What Nedda does that is so remarkable is to allow long silences to permeate the film. There are long moments of Juliette and Tareq enjoying each other’s company with out speaking. Emotions is conveyed beautifully without words. It is a testament Nedda’s skillful direction that she so eloquently captures the ebb and flow of life in Cairo, showing us its everyday existence as it wraps a cocoon of longing around two solitary people. 4 ½ cats

Leslie, My Name Is Evil
director: Reg Harkema
cast: Kristen Hager; Gregory Smith; Ryan Robbins; Don McKellar; Tracy Wright; Kristin Adams; Tiio Horn

Using a moment in American history that almost seemed like a perfect storm of events: the Manson trial, the Viet Nam War and the hippie movement; Reg Harkema’s LESLIE, MY NAME IS EVIL blends biting satire and high camp to create a surprisingly successful follow-up film to his counter-culture MONKEY WARFARE. While LESLIE, MY NAME IS EVIL lacks the maturity and ambiguity of his earlier film, it satirizes the cultural wars between left and right beautifully. Harkema uses as his representatives Leslie, a young woman seduced away from her broken family by the charismatic Manson and the need to find meaning in her life; and Perry, a young Christian Republican, engaged to be married and happy that his job allows him to avoid the draft, who finds himself chosen to serve on the jury for the Manson Murders. Despite his rigid background, conservative fiancée and overbearing father, or perhaps because of them, he finds himself drawn to Leslie, to the point of lustful dreams that involve virgin sacrifices. Will God set him on the right path so that he can do the right thing?

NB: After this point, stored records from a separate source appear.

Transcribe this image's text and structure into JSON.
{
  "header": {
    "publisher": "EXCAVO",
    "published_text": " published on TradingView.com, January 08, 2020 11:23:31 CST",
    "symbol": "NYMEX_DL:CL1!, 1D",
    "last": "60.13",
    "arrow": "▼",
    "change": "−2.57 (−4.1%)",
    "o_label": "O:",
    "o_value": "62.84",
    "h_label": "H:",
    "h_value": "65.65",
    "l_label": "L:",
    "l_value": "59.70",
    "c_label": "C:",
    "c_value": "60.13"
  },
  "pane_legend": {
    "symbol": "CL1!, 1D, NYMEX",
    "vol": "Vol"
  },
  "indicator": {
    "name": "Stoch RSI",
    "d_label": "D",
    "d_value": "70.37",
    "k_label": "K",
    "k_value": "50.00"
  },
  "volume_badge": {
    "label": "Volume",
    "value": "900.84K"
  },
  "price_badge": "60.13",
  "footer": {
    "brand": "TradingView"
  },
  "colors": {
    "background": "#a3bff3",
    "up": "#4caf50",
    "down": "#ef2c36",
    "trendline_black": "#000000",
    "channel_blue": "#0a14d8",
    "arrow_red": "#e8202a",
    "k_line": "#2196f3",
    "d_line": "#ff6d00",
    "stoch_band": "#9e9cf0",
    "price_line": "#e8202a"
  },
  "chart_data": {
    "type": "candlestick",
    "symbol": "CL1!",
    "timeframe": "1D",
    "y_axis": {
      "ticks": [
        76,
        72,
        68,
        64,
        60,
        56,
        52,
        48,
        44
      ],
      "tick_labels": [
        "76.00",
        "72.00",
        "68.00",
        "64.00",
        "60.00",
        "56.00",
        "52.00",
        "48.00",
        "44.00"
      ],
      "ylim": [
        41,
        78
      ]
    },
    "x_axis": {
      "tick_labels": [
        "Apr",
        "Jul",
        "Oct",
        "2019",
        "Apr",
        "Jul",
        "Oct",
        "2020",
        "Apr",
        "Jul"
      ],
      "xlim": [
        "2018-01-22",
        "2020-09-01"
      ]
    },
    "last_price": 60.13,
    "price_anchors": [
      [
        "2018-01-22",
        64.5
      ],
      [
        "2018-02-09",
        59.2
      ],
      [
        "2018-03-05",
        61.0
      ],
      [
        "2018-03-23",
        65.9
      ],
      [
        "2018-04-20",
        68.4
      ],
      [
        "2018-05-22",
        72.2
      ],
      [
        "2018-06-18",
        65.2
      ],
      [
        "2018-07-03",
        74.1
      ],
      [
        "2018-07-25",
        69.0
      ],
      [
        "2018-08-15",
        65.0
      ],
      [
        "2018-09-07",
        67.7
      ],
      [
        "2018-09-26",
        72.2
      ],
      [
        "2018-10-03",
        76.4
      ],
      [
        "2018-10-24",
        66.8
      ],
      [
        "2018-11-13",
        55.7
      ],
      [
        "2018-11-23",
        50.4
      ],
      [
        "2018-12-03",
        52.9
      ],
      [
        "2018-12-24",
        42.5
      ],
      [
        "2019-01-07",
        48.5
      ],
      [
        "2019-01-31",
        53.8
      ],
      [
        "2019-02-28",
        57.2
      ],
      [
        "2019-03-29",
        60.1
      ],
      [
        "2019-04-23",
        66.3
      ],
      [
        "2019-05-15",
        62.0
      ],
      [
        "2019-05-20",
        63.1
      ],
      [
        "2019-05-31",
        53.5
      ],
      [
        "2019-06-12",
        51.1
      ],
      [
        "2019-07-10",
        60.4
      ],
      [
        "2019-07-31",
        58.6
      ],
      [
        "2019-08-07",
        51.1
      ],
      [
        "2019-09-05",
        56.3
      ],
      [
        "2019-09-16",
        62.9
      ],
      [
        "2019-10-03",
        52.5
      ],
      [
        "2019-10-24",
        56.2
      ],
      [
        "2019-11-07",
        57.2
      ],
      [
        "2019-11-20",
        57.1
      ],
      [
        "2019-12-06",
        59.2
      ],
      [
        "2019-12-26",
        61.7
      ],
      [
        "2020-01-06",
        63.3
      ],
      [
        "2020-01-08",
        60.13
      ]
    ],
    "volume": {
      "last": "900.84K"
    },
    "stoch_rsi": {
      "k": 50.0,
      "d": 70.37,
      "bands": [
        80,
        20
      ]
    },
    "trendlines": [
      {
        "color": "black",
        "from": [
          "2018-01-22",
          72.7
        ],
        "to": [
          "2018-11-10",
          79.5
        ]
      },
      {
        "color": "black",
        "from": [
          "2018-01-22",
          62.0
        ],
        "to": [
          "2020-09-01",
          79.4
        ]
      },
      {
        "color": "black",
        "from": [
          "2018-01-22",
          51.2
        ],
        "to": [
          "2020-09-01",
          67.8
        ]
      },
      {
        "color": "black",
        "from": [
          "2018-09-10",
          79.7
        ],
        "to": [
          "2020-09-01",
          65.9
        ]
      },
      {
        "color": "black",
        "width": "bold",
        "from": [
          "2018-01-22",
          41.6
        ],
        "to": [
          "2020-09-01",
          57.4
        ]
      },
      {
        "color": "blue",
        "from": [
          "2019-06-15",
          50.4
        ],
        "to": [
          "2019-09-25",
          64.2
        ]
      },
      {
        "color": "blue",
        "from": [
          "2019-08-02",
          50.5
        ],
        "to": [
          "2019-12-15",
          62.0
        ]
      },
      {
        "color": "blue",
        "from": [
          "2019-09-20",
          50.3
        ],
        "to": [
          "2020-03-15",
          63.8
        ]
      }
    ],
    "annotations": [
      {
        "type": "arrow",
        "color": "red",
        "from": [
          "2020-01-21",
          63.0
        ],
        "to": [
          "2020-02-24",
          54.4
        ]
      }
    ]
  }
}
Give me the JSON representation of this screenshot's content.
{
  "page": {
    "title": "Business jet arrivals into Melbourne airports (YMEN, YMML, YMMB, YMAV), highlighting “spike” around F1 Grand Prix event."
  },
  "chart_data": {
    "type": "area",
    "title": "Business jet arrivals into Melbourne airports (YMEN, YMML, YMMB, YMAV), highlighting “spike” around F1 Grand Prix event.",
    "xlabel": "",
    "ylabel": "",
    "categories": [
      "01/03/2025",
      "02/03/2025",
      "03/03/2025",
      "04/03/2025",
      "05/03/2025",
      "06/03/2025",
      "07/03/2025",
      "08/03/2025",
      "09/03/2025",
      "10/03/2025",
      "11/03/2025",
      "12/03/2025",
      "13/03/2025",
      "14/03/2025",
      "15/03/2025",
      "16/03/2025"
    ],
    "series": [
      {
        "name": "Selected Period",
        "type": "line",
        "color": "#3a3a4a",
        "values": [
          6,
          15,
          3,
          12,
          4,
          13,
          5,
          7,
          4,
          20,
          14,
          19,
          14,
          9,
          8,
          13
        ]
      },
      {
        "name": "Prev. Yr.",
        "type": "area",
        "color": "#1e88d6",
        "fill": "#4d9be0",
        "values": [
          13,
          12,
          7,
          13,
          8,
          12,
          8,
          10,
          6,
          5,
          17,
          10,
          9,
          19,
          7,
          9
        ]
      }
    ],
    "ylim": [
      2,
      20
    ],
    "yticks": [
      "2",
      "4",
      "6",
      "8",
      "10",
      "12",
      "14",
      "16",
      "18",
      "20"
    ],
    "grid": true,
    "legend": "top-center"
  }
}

LESLIE, MY NAME IS EVIL is deft at skewering hypocrisy and rife with symbolism. In MOKNEY WARFARE Harkema dabbled with inserting archival footage into the storyline, and with this film, he takes it even further to good effect. The youthful cast is a mixture of adept and awkward, with one of Manson’s ‘girls’ played by Kaniehtiio Horn outshining the others. Kristin Adams (WHERE THE TRUTH LIES) is also terrific as the virginal and pious Dorothy. Don McKellar has a small part as the prosecuting attorney, who goes after Leslie and Manson’s harem with gusto, then slyly revels in his triumphs. Tracy Wright has an even smaller role as Leslie’s mother, but it’s a pivotal one. When testifying on her daughter’s behalf, she wonders how this could have happened, citing her divorce, or the fact that she made her daughter abort her child as possible reasons. It’s a surprisingly poignant moment amidst the high camp, and it’s essential in order for it all to work. That scene provides the only moment of true emotion in the film thereby grounding it in reality and making the satire all the more effective. How appropriate that the scene belongs to Ms. Wright, so underused and underappreciated in the world of film. 4 cats.

She was a doll. I hope we are able to honor her next March at our Chlotrudis Awards Ceremony. My friend Chansi got some terrific pictures of the two of us chatting, which I will post somewhere.

I am so jealous you got to meet Patricia Clarkson. She is a favorite of mine and I'm glad to hear she was nice.